Before the data in a Genomic Database can be accessed one must establish connection with it by calling gdb.init function. On launch the package connects to a Genomic Database located in PACKAGEDIR/trackdb/test which serves all the examples in the reference manual.

A valid Genomic Database should contain the following files and subdirectories:

  • chrom_sizes.txt: is a file containing the list of chromosomes and their sizes.
  • tracks: is a directory that servers as a repository for all tracks and interval sets. May contain other subdirectories.
  • pssms: is a directory containing PSSM sets (PSSM data and PSSM key files).
  • seq: is a directory containing full genomic sequences.

pssms and seq directories are optional and are required only by a subset of functions in the package.

An example of a Genomic Database file structure:

hg38/              <- Genomic Database root directory
   chrom_sizes.txt
   .ro_attributes  <- List of read-only attributes
   pssms/             <- (optional)
      motif1.data        <- pssm data file
      motif1.key         <- pssm key file
      mypssm.data        <- ...
      mypssm.key         <- ...
   seq/               <- (optional)
      chr1.seq           <- seq (sequence) files
      chr2.seq           <- ...
      chr3.seq           <- ...
   tracks/
      tss.interv         <- small intervals set = tss
      big_data.interv/   <- big intervals set = big_data
         .meta              <- summary of the intervals set
         chr1               <- chrom files
         chr5               <- ...
      rpt.track/         <- track = rpt
         .attributes        <- track attributes (optional)
         chr1               <- chrom files
         chr2               <- ...
         chr3               <- ...
         vars/              <- track variables (optional)
             myresult           <- track variable
      test/
         intervals1.interv  <- intervals = test.intervals1
         track1.track/      <- track = test.track1
         .attributes        <- track attributes (optional)
         chr1               <- chrom files
         chr2               <- ...
         chr3               <- ...
      savta/
         fourC.track/    <- track = savtra.fourC
            chr1               <- chrom files
            chr2               <- ...
            chr3               <- ...

File Formats

chrom_sizes.txt

chrom_sizes.txt file must be located under the root directory of Genomic Database. This file lists the chromosomes and their sizes. The chromosome name appears in the first column, the size is indicated in the second column. The chromosome name should appear without “chr” prefix. The two columns are separated by tab character. Example:

1    247249719
2    242951149
3    199501827
X    154913754
Y    57772954

Seq File

Seq (aka sequence) files are located in seq directory. Each of the Seq files contains a genomic sequence for a given chromosome as a contiguous string of ASCII characters. The length of the string should match the length of the chromosome. The file must be called chrXXX.seq where XXX indicates the name of the chromosome as it appears in chrom_sizes.txt file.

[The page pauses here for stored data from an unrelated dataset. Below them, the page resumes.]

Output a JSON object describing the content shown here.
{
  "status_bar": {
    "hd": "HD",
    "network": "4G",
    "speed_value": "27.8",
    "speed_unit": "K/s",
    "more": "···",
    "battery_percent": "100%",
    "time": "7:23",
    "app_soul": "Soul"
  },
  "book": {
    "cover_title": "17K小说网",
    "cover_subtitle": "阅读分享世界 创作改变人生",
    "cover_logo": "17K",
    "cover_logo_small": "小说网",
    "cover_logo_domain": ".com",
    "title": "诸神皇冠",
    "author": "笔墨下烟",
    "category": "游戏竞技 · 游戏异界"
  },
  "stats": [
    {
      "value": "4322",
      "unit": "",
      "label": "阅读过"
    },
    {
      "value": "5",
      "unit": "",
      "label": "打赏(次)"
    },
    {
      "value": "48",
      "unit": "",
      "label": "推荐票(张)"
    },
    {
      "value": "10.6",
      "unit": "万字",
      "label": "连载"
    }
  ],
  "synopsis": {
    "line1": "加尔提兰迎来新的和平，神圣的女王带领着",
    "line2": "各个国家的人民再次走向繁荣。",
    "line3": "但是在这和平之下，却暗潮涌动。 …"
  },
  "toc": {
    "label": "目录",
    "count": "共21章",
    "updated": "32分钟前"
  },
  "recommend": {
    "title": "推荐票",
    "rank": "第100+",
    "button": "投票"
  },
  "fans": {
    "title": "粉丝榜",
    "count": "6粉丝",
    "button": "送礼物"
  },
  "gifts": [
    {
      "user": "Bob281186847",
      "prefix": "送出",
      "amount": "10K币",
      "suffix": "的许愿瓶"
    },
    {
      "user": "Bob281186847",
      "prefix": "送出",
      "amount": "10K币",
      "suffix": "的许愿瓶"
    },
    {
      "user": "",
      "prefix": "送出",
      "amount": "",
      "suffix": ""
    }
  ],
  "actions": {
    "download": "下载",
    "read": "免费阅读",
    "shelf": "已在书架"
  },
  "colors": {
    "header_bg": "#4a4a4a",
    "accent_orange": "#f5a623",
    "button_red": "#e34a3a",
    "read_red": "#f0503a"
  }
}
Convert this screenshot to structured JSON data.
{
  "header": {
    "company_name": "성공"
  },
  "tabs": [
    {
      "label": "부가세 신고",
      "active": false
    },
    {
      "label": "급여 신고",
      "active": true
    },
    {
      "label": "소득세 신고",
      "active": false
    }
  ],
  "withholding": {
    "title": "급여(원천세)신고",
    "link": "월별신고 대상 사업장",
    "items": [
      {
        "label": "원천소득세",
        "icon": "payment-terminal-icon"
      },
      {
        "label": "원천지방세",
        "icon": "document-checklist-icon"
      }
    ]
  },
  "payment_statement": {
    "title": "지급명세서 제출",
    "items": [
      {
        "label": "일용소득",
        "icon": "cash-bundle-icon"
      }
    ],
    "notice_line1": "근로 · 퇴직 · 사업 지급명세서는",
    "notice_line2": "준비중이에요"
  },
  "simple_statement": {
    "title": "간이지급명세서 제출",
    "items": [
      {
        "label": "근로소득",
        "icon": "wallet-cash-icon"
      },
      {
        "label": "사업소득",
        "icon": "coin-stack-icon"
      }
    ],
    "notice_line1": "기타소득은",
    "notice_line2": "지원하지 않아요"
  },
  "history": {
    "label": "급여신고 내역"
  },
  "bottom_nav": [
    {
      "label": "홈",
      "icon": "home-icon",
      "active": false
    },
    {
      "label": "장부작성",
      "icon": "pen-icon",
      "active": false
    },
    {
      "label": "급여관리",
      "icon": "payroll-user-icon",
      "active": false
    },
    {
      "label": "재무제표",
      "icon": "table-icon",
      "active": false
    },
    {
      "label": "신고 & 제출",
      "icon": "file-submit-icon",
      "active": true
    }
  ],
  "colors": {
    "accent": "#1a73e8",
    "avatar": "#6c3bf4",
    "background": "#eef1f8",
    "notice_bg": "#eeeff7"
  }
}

Here is an example of an unusually short (25 base pairs) Seq file:

ggtgaAGccctggagattcttatta

PSSM Set

Each PSSM Set consists of two files: PSSM key and PSSM data. The files should be named XXX.key and XXX.data accordingly, where XXX is the name of PSSM set. Both files must be placed into pssms directory.

PSSM Key

PSSM Key file contains description of PSSMs in the following format (columns are separated by tab character):

Column Type Description
ID Integer Unique ID (referenced in PSSM Data file)
Sequence String PSSM sequence
Bidirectional ‘0’ or ‘1’ If Bidirectional is ‘1’ energy is calculated on complementary strand as well

Example:

0    *************ATTAAT**************    1
1    *********A*ACACACACA*****A*******    1
2    *************AAAATGGC*G**********    1
3    *************ACTGCTTG************    1
4    ****WW**GTWGCATACTTTT*GGCG*******    1
5    *********C*RGCAACATKTTG**********    1
6    ****G*G*G*G*GAGCGAGA*RG**********    1
7    **************CCGAAG*************    1
PSSM Data

PSSM Data file contains probability matrices for each PSSM key in the following format (columns are separated by tab character):

Column Type Description
ID Integer Unique ID (must appear in PSSM Key file)
Position Integer Zero based position in the range of [0, length(PSSM sequence)-1]
Probability of ‘A’ Numeric Probability of ‘A’ in the range of [0, 1]
Probability of ‘C’ Numeric Probability of ‘C’ in the range of [0, 1]
Probability of ‘G’ Numeric Probability of ‘G’ in the range of [0, 1]
Probability of ‘T’ Numeric Probability of ‘T’ in the range of [0, 1]

Intervals

1D Intervals

A 1D interval (or one-dimensional interval) represents a genomic section. It is defined by (chrom, start, end) where start and end are genomic coordinates (start < end). The coordinates are zero-based, meaning the chromosome starts at coordinate 0. The end coordinate marks the last coordinate in the section plus 1. To represent a point in the genome at coordinate X, one should create an interval with start coordinate set to X and end coordinate set to X + 1.

2D Intervals

A 2D interval (or two-dimensional interval) represents a rectangle in a genomic space. It is defined by (chrom_1, start_1, end_1, chrom_2, start_2, end_2), where start_1, start_2, end_1, and end_2 are start and end coordinates that mark the limits of a rectangle.

Interval Sets

Multiple intervals can be combined into a table, known as an interval set or often simply referred to as intervals. This table is represented by a data frame. In the case of 1D intervals, the data frame must have the first three columns named chrom, start, and end. Similarly, 2D intervals must have the first six columns named chrom1, start1, end1, chrom2, start2, and end2.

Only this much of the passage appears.